Answer: The Gemara (Megilla 22b, Bava Metzia 59b) teaches us that people would prostrate themselves (nefilas apayim) as part of their davening. The Shulchan Aruch (OC 139:1) writes that nowadays we bow our heads and rest them on our arm. (See Aruch Hashulchan OC 131:4)

The Rema (OC 131:2) quotes the Rokeach (324) who writes that nefilas apayim is not practiced unless one is in the presence of an aron hakodesh and sefer Torah. This is alluded to in the incident of Yehoshua (7:6) at the battle of Ai, when Yehoshua fell on his face in front of the aron hakodesh. The Mishna Berura (131:11) writes that this applies equally if there is a sefer Torah without an aron hakodesh (See Teshuvos Vehanhagos 2:79).

The Aruch Hashulchan (OC 131:10) explains why the Shulchan Aruch does not record this halacha. The original source for nefilas apayim is when Moshe describes falling on his face on Har Sinai after breaking the first luchos. He did so, even though there was no sefer Torah present. Nonetheless, he writes that we follow the Rokeach and Rema and only perform nefilas apayim in the presence of a sefer Torah.
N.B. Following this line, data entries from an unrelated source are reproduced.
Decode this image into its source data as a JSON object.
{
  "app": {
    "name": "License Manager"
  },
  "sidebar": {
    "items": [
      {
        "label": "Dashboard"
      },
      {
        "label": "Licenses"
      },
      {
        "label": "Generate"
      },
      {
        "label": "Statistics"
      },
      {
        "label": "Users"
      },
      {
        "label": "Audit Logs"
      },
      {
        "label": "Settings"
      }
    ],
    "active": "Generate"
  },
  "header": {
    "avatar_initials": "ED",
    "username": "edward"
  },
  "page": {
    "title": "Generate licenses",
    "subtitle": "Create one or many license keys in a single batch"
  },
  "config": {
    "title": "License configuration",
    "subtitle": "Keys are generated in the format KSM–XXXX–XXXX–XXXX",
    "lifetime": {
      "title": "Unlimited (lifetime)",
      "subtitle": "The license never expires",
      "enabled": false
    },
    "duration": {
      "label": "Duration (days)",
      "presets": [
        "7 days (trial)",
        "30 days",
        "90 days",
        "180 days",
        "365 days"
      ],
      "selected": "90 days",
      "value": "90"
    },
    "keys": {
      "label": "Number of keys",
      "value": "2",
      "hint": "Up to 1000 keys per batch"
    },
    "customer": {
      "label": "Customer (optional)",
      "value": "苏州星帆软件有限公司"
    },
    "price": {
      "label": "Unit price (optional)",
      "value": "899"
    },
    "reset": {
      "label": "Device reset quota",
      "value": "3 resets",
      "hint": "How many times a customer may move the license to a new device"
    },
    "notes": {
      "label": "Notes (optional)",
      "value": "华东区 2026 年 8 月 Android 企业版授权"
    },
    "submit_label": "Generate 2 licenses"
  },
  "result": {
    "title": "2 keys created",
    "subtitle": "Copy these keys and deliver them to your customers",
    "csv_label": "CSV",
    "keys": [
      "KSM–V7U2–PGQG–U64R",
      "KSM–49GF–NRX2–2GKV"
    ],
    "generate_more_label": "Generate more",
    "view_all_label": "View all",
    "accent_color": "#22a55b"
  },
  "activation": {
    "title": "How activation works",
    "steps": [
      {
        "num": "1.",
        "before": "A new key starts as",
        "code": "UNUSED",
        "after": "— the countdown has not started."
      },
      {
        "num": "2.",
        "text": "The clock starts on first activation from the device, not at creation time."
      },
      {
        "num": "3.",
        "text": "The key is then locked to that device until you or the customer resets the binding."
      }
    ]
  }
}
R’ Shlomo Zalaman Auerbach (quoted in Ishei Yisrael 25:n37) maintained that if one removed the sifrei Torah to a safe, one would still perform nefilas apayim when the aron hakodesh was empty. R’ Moshe Feinstein (Igros Moshe OC 4:21:1) stresses the importance of keeping the sifrei Torah in a secured safe.

In conclusion, one performs nefilas apayim while reciting tachanun, even if the sefer torah was removed to a more secure location.